One of the many reasons why the hemp industry has been growing at such a steady rate is that—at least when compared to THC-rich marijuana—hemp is relatively easy to grow. While marijuana usually needs to be grown indoors and monitored incredibly closely, hemp can be grown outdoors and offers its farmers a greater degree of flexibility.

Though cultivating hemp is certainly not “easy”, there is a bit more leeway in terms of temperatures, soil content, access to water, and various other factors. Furthermore, incredible advancements in smart technology have also made it much more possible for cultivators to closely monitor their crop.

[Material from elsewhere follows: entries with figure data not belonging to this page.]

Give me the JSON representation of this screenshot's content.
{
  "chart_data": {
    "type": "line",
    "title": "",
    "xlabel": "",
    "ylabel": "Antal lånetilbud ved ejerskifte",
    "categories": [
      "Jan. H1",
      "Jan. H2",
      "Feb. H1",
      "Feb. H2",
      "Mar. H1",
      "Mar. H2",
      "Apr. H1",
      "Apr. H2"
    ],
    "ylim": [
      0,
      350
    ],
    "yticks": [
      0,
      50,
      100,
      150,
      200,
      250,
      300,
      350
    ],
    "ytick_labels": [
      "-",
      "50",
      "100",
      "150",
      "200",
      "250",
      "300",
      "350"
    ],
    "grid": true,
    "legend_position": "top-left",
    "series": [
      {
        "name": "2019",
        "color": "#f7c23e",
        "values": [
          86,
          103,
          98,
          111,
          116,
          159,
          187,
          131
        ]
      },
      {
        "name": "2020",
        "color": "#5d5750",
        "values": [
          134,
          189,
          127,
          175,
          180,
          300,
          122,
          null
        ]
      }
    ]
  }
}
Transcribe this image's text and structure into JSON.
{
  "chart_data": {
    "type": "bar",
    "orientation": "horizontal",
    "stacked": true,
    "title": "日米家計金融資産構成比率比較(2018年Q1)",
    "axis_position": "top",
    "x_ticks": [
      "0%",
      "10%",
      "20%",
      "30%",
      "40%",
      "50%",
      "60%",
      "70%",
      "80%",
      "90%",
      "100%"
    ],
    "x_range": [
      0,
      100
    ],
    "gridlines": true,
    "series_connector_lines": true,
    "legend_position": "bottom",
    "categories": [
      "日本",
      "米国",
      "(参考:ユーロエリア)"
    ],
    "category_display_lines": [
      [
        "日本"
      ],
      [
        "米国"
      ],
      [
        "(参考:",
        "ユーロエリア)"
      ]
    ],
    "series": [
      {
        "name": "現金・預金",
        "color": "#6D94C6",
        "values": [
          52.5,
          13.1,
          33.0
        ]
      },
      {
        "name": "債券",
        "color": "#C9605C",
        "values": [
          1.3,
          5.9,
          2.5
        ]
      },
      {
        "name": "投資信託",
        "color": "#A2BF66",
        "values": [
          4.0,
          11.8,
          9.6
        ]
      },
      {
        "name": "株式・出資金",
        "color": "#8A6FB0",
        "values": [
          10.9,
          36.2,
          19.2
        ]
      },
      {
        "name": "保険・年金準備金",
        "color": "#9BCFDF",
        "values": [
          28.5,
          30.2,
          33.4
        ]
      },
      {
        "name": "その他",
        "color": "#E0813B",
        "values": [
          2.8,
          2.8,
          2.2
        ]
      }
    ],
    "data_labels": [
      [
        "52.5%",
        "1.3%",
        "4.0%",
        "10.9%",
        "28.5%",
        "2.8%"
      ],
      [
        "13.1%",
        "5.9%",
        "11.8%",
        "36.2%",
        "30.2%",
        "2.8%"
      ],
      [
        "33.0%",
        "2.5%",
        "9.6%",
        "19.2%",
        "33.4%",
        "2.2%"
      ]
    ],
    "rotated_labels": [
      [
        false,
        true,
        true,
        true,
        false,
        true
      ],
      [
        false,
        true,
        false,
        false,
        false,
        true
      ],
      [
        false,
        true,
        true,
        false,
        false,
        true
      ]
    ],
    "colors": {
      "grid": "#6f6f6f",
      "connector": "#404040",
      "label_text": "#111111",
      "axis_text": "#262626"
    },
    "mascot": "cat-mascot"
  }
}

  1. The Hemp Industry is Rapidly Expanding—and Improving

Because the hemp industry was effectively outlawed in much of the world, the implementation of new technologies was put on hold for decades. But now that the industry is able to operate much more freely and transparently, new innovations are constantly occurring.

The hemp industry has enjoyed an incredible level of investment and, in fact, some hemp producing companies have begun the process of “going public.” This means that quality, usefulness, and productivity of the hemp plant can be expected to increase while costs can simultaneously be expected to decrease. It seems that there is no doubt that the industry is here to stay.

Conclusion

Even if you are somewhat unfamiliar with the hemp industry, there are certainly a lot of things to be excited about. Educating yourself about hemp and various CBD products—whether you plan to ever consume them or not—can help you begin to be a part of the industry’s very bright future.